British Girl Guides drop oath to God, South Africans keep theirs'

(Photo: Reuters / David Moir)A gardener adjusts the arm of the floral clock in the Princes street gardens in Edinburgh, Scotland June 10, 2010. The clock has been arranged to celebrate the centenary anniversary of the Girl Guides.

South Africa's Girl Guides Association will keep their oath to God after the British Girl Guides decided to drop the oath causing a furor for some people in the United Kingdom.

The British Girl Guides announced that from September new members would no longer take an oath "to love God and serve King/Queen."

Chief Guide Gill Slocombe said, "We hope the new wording will help us reach out to girls and women who might not have considered guiding before, so that even more girls can benefit from everything guiding can offer."

Girlguiding UK said on its website that the decision followed an in-depth consultation earlier in the year to make the movement more relevant.

(Photo: girlguiding.org.uk)

"The wording of the Promise that our girls and volunteers make when they join the organisation is to be updated to make guiding truly open to all girls and women, and to create a space where those of all faiths and none can find a

Britain's Telegraph newspaper reported that Anglican Bishop of Bradford, the Rev. Nick Baines, who accused the Guides of "evacuating the Promise of meaning and filling it with vacuous nonsense."

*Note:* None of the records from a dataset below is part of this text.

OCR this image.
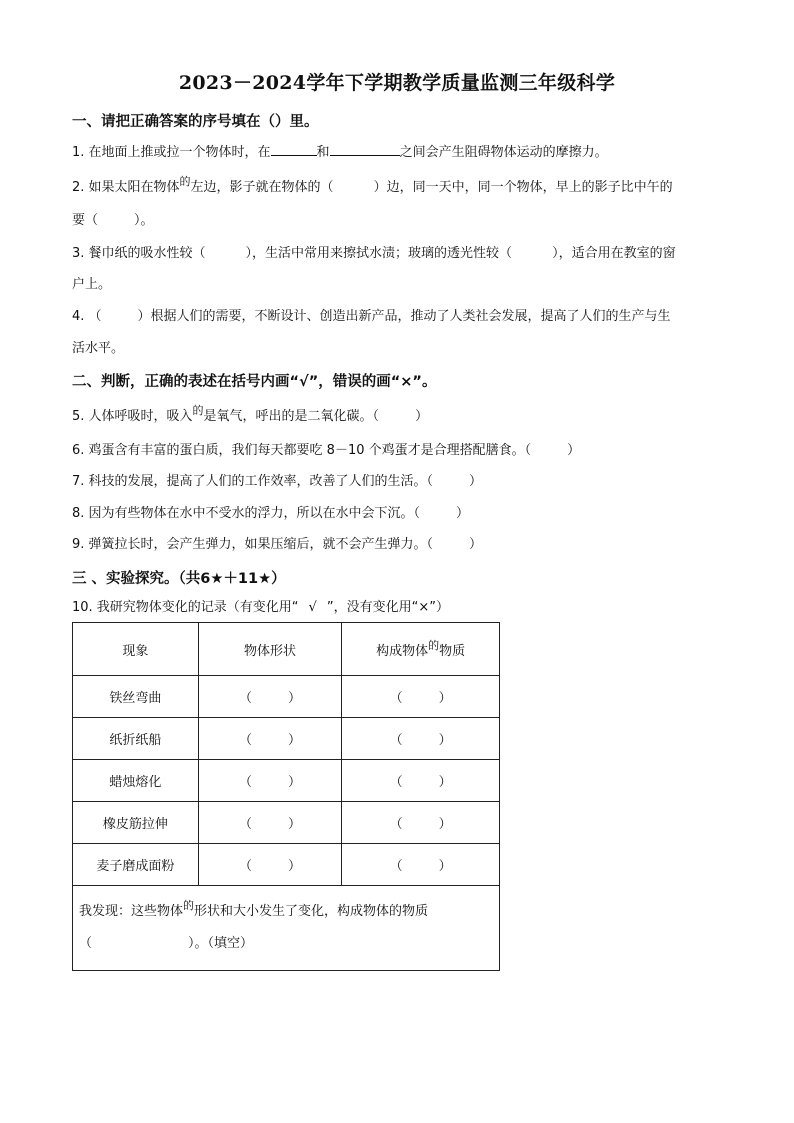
2023－2024学年下学期教学质量监测三年级科学
一、请把正确答案的序号填在（）里。
1. 在地面上推或拉一个物体时，在	和	之间会产生阻碍物体运动的摩擦力。
2. 如果太阳在物体$^的$左边，影子就在物体的（	）边，同一天中，同一个物体，早上的影子比中午的
要（	）。
3. 餐巾纸的吸水性较（	），生活中常用来擦拭水渍；玻璃的透光性较（	），适合用在教室的窗
户上。
4. （	）根据人们的需要，不断设计、创造出新产品，推动了人类社会发展，提高了人们的生产与生
活水平。
二、判断，正确的表述在括号内画“√”，错误的画“×”。
5. 人体呼吸时，吸入$^的$是氧气，呼出的是二氧化碳。（	）
6. 鸡蛋含有丰富的蛋白质，我们每天都要吃 8－10 个鸡蛋才是合理搭配膳食。（	）
7. 科技的发展，提高了人们的工作效率，改善了人们的生活。（	）
8. 因为有些物体在水中不受水的浮力，所以在水中会下沉。（	）
9. 弹簧拉长时，会产生弹力，如果压缩后，就不会产生弹力。（	）
三 、实验探究。（共6★＋11★）
10. 我研究物体变化的记录（有变化用“ √ ”，没有变化用“×”）
现象	物体形状	构成物体$^的$物质
铁丝弯曲	（ ）	（ ）
纸折纸船	（ ）	（ ）
蜡烛熔化	（ ）	（ ）
橡皮筋拉伸	（ ）	（ ）
麦子磨成面粉	（ ）	（ ）

我发现：这些物体$^的$形状和大小发生了变化，构成物体的物质
（ ）。（填空）		
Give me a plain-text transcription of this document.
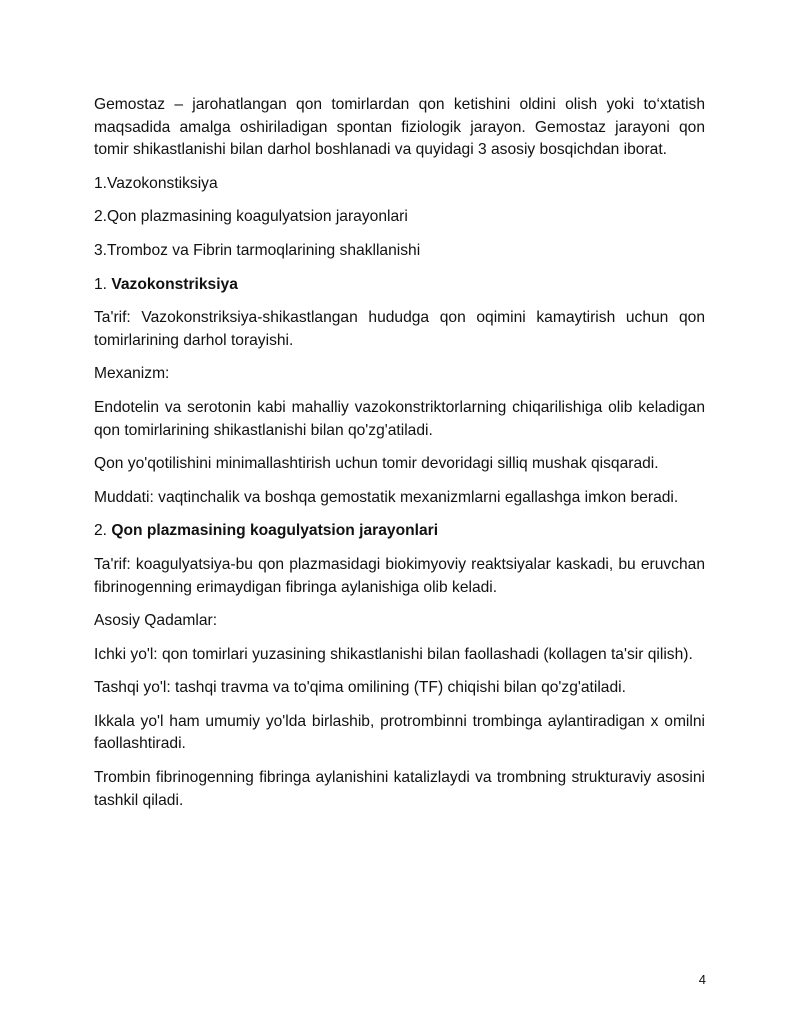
Gemostaz – jarohatlangan qon tomirlardan qon ketishini oldini olish yoki to‘xtatish maqsadida amalga oshiriladigan spontan fiziologik jarayon. Gemostaz jarayoni qon tomir shikastlanishi bilan darhol boshlanadi va quyidagi 3 asosiy bosqichdan iborat.

1.Vazokonstiksiya

2.Qon plazmasining koagulyatsion jarayonlari

3.Tromboz va Fibrin tarmoqlarining shakllanishi

1. Vazokonstriksiya

Ta'rif: Vazokonstriksiya-shikastlangan hududga qon oqimini kamaytirish uchun qon tomirlarining darhol torayishi.

Mexanizm:

Endotelin va serotonin kabi mahalliy vazokonstriktorlarning chiqarilishiga olib keladigan qon tomirlarining shikastlanishi bilan qo'zg'atiladi.

Qon yo'qotilishini minimallashtirish uchun tomir devoridagi silliq mushak qisqaradi.

Muddati: vaqtinchalik va boshqa gemostatik mexanizmlarni egallashga imkon beradi.

2. Qon plazmasining koagulyatsion jarayonlari

Ta'rif: koagulyatsiya-bu qon plazmasidagi biokimyoviy reaktsiyalar kaskadi, bu eruvchan fibrinogenning erimaydigan fibringa aylanishiga olib keladi.

Asosiy Qadamlar:

Ichki yo'l: qon tomirlari yuzasining shikastlanishi bilan faollashadi (kollagen ta'sir qilish).

Tashqi yo'l: tashqi travma va to'qima omilining (TF) chiqishi bilan qo'zg'atiladi.

Ikkala yo'l ham umumiy yo'lda birlashib, protrombinni trombinga aylantiradigan x omilni faollashtiradi.

Trombin fibrinogenning fibringa aylanishini katalizlaydi va trombning strukturaviy asosini tashkil qiladi.

4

New members will promise to "be true to myself and develop my beliefs" and "to serve my Queen and my country."

Members take the oath once they are accepted into the Guides and repeat the oath whenever a new member is accepted into the Girl Guides.

Rosemary Swemmer, the director for the Girl Guides in South Africa, believes that the promise "to do my duty to God" is still relevant to South Africa.

She also pointed out that South Africa's Constitution made provision for all versions of God.

Swemmer also explained that each nation's oath was different and was based on the ethos of the country.

Britain's National Secular Society said it has long argued that a secular Promise, without reference to religion, is the most appropriate way forward.

Stephen Evans, campaigns manager at the National Secular Society, said: "The introduction of one secular Promise for all is a hugely positive and welcome development."

The Girl Guides movement was established in Britain more than 100 years ago after Robert Baden-Powell, the founder of the Boy Scouts, decided that girls could not belong to the same organisation as boys.

Girl Scouts in the United States promise to "to serve God and my country" as do the Boy Scouts of America.

After the World War II, Britain's monarch, Queen Elizabeth II her late sister Princess Margaret were regularly seen in the blue uniform of the Girl Guides.

In a growing trend away from religion more than 14 million people in England and Wales told the census-takers in 2011 that they had no religion.